Pour les consommateurs urbains, la question dépasse l’éthique : une viande mieux traitée durant le transport présente moins de résidus microbiens, argument avancé par les nutritionnistes du Centre hospitalier universitaire de Brazzaville. Cette dimension sanitaire trouve un écho fort depuis les récentes alertes zoonotiques régionales.
Initiatives pour la modernisation
Des progrès concrets émergent. À Dolisie, une start-up a inauguré un prototype de box en fibre composite réfrigérée, alimentée par panneaux solaires. Le dispositif, testé sur cent kilomètres, a réduit la mortalité en transit de soixante pour cent, selon les données partagées avec l’université Marien-Ngouabi.
De leur côté, les ONG locales multiplient les ateliers de sensibilisation auprès des chauffeurs et brigades routières. L’association Espoir Animal a formé trois cents acteurs en deux ans sur les manipulations sécurisées et la reconnaissance des signes de détresse, en collaboration avec la gendarmerie.
Le gouvernement mise aussi sur la digitalisation : un registre électronique, actuellement en phase pilote, doit tracer chaque convoi grâce à un QR code scanné aux points de contrôle. L’objectif est de faciliter la statistique, détecter les retards et alerter automatiquement les vétérinaires territoriaux.
Vers une chaîne responsable
Parce qu’il articule santé publique, économie et empathie à l’égard du vivant, le transport animalier représente un laboratoire de modernisation pour le Congo. Les convergences entre action publique, innovation privée et demande citoyenne laissent entrevoir une chaîne d’approvisionnement plus responsable, capable de répondre aux défis alimentaires de demain.

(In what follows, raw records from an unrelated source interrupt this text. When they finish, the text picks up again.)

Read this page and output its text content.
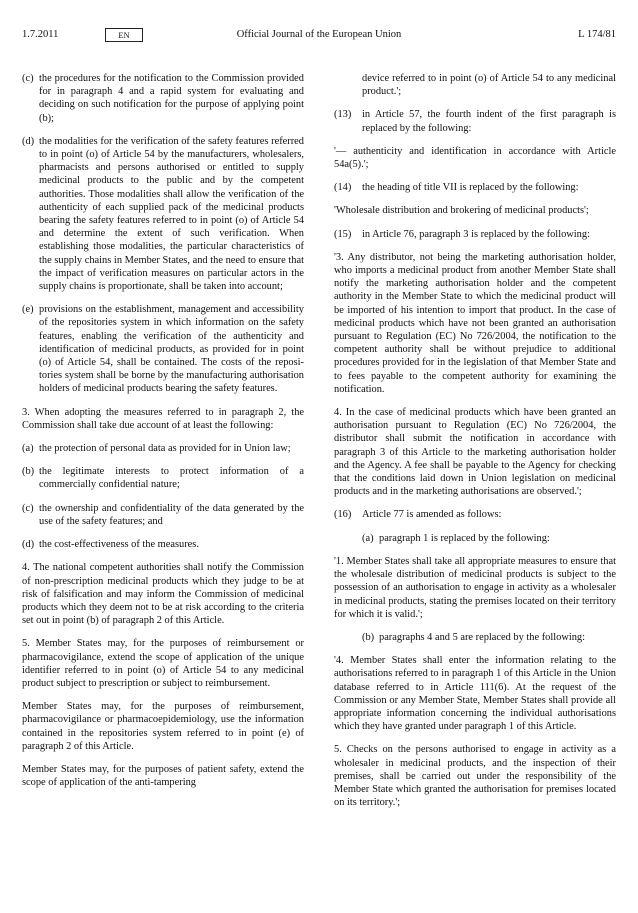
Official Journal of the European Union
1.7.2011	EN	L 174/81
(c) the procedures for the notification to the Commission provided for in paragraph 4 and a rapid system for evaluating and deciding on such notification for the purpose of applying point (b);
(d) the modalities for the verification of the safety features referred to in point (o) of Article 54 by the manufacturers, wholesalers, pharmacists and persons authorised or entitled to supply medicinal products to the public and by the competent authorities. Those modalities shall allow the verification of the authenticity of each supplied pack of the medicinal products bearing the safety features referred to in point (o) of Article 54 and determine the extent of such verification. When establishing those modalities, the particular characteristics of the supply chains in Member States, and the need to ensure that the impact of verification measures on particular actors in the supply chains is proportionate, shall be taken into account;
(e) provisions on the establishment, management and accessibility of the repositories system in which information on the safety features, enabling the verification of the authenticity and identification of medicinal products, as provided for in point (o) of Article 54, shall be contained. The costs of the repositories system shall be borne by the manufacturing authorisation holders of medicinal products bearing the safety features.

3. When adopting the measures referred to in paragraph 2, the Commission shall take due account of at least the following:

(a) the protection of personal data as provided for in Union law;
(b) the legitimate interests to protect information of a commercially confidential nature;
(c) the ownership and confidentiality of the data generated by the use of the safety features; and
(d) the cost-effectiveness of the measures.

4. The national competent authorities shall notify the Commission of non-prescription medicinal products which they judge to be at risk of falsification and may inform the Commission of medicinal products which they deem not to be at risk according to the criteria set out in point (b) of paragraph 2 of this Article.

5. Member States may, for the purposes of reimbursement or pharmacovigilance, extend the scope of application of the unique identifier referred to in point (o) of Article 54 to any medicinal product subject to prescription or subject to reimbursement.

Member States may, for the purposes of reimbursement, pharmacovigilance or pharmacoepidemiology, use the information contained in the repositories system referred to in point (e) of paragraph 2 of this Article.

Member States may, for the purposes of patient safety, extend the scope of application of the anti-tampering

device referred to in point (o) of Article 54 to any medicinal product.';

(13) in Article 57, the fourth indent of the first paragraph is replaced by the following:

'— authenticity and identification in accordance with Article 54a(5).';

(14) the heading of title VII is replaced by the following:

'Wholesale distribution and brokering of medicinal products';

(15) in Article 76, paragraph 3 is replaced by the following:

'3. Any distributor, not being the marketing authorisation holder, who imports a medicinal product from another Member State shall notify the marketing authorisation holder and the competent authority in the Member State to which the medicinal product will be imported of his intention to import that product. In the case of medicinal products which have not been granted an authorisation pursuant to Regulation (EC) No 726/2004, the notification to the competent authority shall be without prejudice to additional procedures provided for in the legislation of that Member State and to fees payable to the competent authority for examining the notification.

4. In the case of medicinal products which have been granted an authorisation pursuant to Regulation (EC) No 726/2004, the distributor shall submit the notification in accordance with paragraph 3 of this Article to the marketing authorisation holder and the Agency. A fee shall be payable to the Agency for checking that the conditions laid down in Union legislation on medicinal products and in the marketing authorisations are observed.';

(16) Article 77 is amended as follows:
(a) paragraph 1 is replaced by the following:

'1. Member States shall take all appropriate measures to ensure that the wholesale distribution of medicinal products is subject to the possession of an authorisation to engage in activity as a wholesaler in medicinal products, stating the premises located on their territory for which it is valid.';

(b) paragraphs 4 and 5 are replaced by the following:

'4. Member States shall enter the information relating to the authorisations referred to in paragraph 1 of this Article in the Union database referred to in Article 111(6). At the request of the Commission or any Member State, Member States shall provide all appropriate information concerning the individual authorisations which they have granted under paragraph 1 of this Article.

5. Checks on the persons authorised to engage in activity as a wholesaler in medicinal products, and the inspection of their premises, shall be carried out under the responsibility of the Member State which granted the authorisation for premises located on its territory.';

Les partenaires techniques et financiers, notamment la Banque africaine de développement, étudient déjà un schéma de corridor vert reliant les zones d’élevage du Kouilou aux principaux abattoirs urbains. Le programme inclurait des aires de repos normalisées, financées via un mécanisme public-privé, pourvu de citernes et d’ombrières.
À terme, l’ambition est claire : garantir à chaque citoyen une viande sûre tout en préservant la dignité animale. Concilier ces impératifs consolidera la réputation agroalimentaire congolaise et ouvrira, espèrent les exportateurs, de nouveaux débouchés sous-régionaux.